6. Il ressort, d’autre part, des pièces du dossier que, bien que le projet s’élève à plus de 33 mètres de hauteur, il ne sera que très partiellement visible depuis les propriétés des requérants eu égard à son éloignement géographique, à la configuration des lieux et à la présence d’obstacles boisés et bâtis dans le champ de vision théorique des requérants. En particulier, le photomontage dont se prévalent les requérants, ne révèle une vue de l’antenne projetée, au demeurant également partielle, que depuis l’entrée du cimetière situé 20 rue des rochers lequel est lui-même situé à plus de 100 mètres des propriétés des requérants. Or, ces derniers n’ont produit aucun autre élément suffisamment précis et étayé de nature à révéler l’existence d’un impact visuel du projet depuis leurs propriétés respectives, notamment par la production de photographies. Dès lors, la seule visibilité alléguée du projet, dont il ressort des pièces du dossier qu’elle sera fortement réduite du fait de la combinaison des différents facteurs précités, n’est pas de nature à révéler que le projet est susceptible d’affecter directement les conditions d’occupation, d’utilisation ou de jouissance des biens occupés par les requérants. Dans ses conditions, aucun des requérants ne justifie d’un intérêt lui donnant qualité pour demander l’annulation de l’arrêté portant non-opposition à déclaration préalable. La fin de non-recevoir opposée par la commune de Saintigny doit donc être accueillie.

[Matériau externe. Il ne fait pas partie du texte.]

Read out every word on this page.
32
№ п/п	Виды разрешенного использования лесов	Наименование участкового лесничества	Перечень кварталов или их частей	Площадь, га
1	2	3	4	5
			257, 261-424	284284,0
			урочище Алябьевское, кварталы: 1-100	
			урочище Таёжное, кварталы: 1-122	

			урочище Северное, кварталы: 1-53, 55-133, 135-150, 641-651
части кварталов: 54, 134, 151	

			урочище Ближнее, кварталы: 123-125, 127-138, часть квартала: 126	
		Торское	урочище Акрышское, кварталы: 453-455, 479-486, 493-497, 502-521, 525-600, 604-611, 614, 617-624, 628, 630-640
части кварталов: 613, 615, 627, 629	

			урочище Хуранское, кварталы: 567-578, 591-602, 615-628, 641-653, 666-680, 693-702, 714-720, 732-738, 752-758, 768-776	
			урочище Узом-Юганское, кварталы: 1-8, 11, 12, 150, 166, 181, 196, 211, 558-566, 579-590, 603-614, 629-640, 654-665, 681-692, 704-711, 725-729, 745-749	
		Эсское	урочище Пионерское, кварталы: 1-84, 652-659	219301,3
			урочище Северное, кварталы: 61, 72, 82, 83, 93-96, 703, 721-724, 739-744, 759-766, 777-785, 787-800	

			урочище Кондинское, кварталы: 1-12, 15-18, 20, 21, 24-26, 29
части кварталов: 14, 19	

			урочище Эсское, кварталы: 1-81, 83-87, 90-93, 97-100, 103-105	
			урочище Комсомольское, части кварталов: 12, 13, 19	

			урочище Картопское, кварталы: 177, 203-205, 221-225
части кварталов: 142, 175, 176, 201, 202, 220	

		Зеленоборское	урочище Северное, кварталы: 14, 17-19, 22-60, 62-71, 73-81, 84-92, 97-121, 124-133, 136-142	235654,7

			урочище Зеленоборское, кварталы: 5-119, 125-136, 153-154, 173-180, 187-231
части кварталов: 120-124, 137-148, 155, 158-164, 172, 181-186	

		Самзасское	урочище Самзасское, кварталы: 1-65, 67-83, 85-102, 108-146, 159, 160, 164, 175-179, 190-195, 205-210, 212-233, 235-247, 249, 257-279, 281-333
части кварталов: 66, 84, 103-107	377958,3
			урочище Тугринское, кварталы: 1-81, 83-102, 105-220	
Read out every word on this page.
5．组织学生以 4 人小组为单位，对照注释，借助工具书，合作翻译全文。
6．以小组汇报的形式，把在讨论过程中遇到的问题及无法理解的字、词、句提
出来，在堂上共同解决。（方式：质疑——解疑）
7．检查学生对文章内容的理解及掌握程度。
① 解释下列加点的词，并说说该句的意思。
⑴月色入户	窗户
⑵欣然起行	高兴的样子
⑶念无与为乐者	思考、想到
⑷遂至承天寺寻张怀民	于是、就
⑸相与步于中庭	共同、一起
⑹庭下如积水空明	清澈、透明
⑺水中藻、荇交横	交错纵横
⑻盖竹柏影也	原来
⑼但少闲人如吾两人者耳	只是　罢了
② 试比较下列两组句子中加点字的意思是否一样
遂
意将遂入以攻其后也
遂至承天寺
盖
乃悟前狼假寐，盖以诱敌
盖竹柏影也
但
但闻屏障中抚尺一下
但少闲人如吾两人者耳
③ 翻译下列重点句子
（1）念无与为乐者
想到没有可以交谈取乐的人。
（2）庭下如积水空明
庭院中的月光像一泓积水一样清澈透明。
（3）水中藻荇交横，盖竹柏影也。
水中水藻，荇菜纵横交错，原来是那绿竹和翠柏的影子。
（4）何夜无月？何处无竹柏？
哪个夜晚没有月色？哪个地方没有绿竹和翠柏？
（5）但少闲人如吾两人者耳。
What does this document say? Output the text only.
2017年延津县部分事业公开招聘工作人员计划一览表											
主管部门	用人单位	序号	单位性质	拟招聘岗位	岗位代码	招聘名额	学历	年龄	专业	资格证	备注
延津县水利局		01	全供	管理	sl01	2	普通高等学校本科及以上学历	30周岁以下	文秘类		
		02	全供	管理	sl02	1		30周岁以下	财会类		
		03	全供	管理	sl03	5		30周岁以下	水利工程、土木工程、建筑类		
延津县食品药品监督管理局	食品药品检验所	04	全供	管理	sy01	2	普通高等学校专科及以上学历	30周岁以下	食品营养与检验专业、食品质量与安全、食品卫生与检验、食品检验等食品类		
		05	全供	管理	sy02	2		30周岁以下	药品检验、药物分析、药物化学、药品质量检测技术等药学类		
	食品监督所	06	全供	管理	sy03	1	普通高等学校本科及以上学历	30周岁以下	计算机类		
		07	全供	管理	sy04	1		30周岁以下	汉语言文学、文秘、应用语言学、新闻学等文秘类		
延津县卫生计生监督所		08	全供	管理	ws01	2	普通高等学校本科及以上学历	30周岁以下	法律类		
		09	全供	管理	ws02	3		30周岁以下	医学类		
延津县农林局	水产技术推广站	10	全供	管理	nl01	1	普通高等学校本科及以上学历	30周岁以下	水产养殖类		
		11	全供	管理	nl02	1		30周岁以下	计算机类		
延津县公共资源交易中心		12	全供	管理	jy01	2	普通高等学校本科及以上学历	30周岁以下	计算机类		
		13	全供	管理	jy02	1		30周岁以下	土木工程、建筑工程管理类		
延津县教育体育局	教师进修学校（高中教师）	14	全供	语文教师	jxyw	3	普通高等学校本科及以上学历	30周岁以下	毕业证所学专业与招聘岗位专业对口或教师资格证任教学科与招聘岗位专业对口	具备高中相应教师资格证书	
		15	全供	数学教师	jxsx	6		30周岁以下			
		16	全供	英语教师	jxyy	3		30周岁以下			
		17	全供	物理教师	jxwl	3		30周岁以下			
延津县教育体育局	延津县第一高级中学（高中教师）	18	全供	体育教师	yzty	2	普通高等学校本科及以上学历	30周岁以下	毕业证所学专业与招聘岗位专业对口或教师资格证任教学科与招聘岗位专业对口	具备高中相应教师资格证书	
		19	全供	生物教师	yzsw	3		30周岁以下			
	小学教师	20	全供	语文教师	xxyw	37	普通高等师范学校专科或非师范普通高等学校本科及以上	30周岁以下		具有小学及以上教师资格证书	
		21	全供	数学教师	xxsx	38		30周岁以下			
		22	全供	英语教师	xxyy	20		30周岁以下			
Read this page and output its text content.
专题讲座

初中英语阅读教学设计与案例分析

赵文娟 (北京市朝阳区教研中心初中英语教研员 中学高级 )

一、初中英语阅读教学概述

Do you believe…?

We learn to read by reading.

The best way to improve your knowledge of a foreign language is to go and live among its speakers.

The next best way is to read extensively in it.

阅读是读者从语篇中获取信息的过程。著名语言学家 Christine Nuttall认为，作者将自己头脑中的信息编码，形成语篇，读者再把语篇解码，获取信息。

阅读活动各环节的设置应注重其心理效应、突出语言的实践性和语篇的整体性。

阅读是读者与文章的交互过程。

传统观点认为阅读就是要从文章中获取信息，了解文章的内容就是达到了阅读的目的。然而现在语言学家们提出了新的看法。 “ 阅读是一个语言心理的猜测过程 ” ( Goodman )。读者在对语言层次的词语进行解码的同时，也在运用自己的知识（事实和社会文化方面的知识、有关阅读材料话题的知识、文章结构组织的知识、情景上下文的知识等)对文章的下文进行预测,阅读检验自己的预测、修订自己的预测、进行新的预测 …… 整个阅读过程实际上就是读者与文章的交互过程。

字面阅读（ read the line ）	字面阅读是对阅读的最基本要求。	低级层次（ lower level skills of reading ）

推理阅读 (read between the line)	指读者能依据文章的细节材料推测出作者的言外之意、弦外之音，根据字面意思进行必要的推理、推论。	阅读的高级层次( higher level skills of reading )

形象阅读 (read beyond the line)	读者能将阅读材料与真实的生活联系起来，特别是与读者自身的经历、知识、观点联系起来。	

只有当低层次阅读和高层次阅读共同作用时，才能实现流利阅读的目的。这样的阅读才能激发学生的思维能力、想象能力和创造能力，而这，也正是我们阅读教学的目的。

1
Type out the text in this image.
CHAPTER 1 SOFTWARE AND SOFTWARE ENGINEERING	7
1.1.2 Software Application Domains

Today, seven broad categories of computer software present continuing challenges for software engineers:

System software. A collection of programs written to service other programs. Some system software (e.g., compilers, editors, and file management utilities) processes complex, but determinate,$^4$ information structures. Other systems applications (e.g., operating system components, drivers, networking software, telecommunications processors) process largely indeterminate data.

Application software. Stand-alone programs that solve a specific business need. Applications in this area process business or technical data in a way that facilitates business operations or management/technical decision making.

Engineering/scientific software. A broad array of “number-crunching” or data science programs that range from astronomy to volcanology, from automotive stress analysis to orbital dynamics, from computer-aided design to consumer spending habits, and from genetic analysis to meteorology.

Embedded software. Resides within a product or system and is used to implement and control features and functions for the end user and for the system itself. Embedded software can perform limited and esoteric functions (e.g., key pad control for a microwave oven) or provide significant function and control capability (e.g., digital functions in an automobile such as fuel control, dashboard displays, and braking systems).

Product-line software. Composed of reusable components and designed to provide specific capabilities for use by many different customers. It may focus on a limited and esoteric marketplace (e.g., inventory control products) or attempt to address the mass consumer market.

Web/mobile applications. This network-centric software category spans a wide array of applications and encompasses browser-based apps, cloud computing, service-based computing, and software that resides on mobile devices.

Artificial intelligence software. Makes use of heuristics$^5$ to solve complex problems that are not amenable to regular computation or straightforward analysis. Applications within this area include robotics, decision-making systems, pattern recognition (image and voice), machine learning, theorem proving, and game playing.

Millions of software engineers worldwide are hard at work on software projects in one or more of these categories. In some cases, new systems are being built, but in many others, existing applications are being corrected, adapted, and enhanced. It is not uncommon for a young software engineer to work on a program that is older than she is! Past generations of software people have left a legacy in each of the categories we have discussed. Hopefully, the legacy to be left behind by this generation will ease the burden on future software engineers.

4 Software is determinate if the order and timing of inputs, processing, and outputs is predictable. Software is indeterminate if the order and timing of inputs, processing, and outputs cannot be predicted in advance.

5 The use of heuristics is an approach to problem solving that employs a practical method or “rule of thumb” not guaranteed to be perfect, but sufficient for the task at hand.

7. Il résulte de ce qui précède que les conclusions d’annulation des consorts A et autres doivent être rejetées.
Sur les frais liés au litige :
8. Les dispositions de l’article L. 761-1 du code de justice administrative font obstacle à ce que soit mise à la charge de la commune de Saintigny la somme demandée par les requérants au titre des frais non compris dans les dépens.
9. Il y a lieu, dans les circonstances de l’espèce, de faire droit aux conclusions de la commune de Saintigny en mettant à la charge des requérants la somme de 1 500 euros sur le fondement de l’article L. 761-1 du code de justice administrative.
D E C I D E :
Article 1er : La requête des consorts A et autres est rejetée.
Article 2 : Les consorts A et autres verseront à la commune de Saintigny une somme de 1 500 euros en application de l’article L. 761-1 du code de justice administrative.
Article 3 : Le présent jugement sera notifié à M. H A, à la société Totem Franc, à la commune de Saintigny et au ministre du logement.
Copie en sera transmise pour information au préfet d’Eure-et-Loir.
Délibéré après l’audience du 12 décembre 2024, à laquelle siégeaient :
M. Lacassagne président,
M. Gasnier, conseiller,
Mme Ploteau conseillère.
Rendu public par mise à disposition au greffe le 2 janvier 2025.
Le rapporteur,
Paul GASNIER
Le président,
Denis LACASSAGNELa greffière,
Frédérique GAUTHIER
La République mande et ordonne au préfet d’Eure-et-Loir en ce qui le concerne ou à tous commissaires de justice à ce requis en ce qui concerne les voies de droit commun, contre les parties privées, de pourvoir à l’exécution du présent jugement.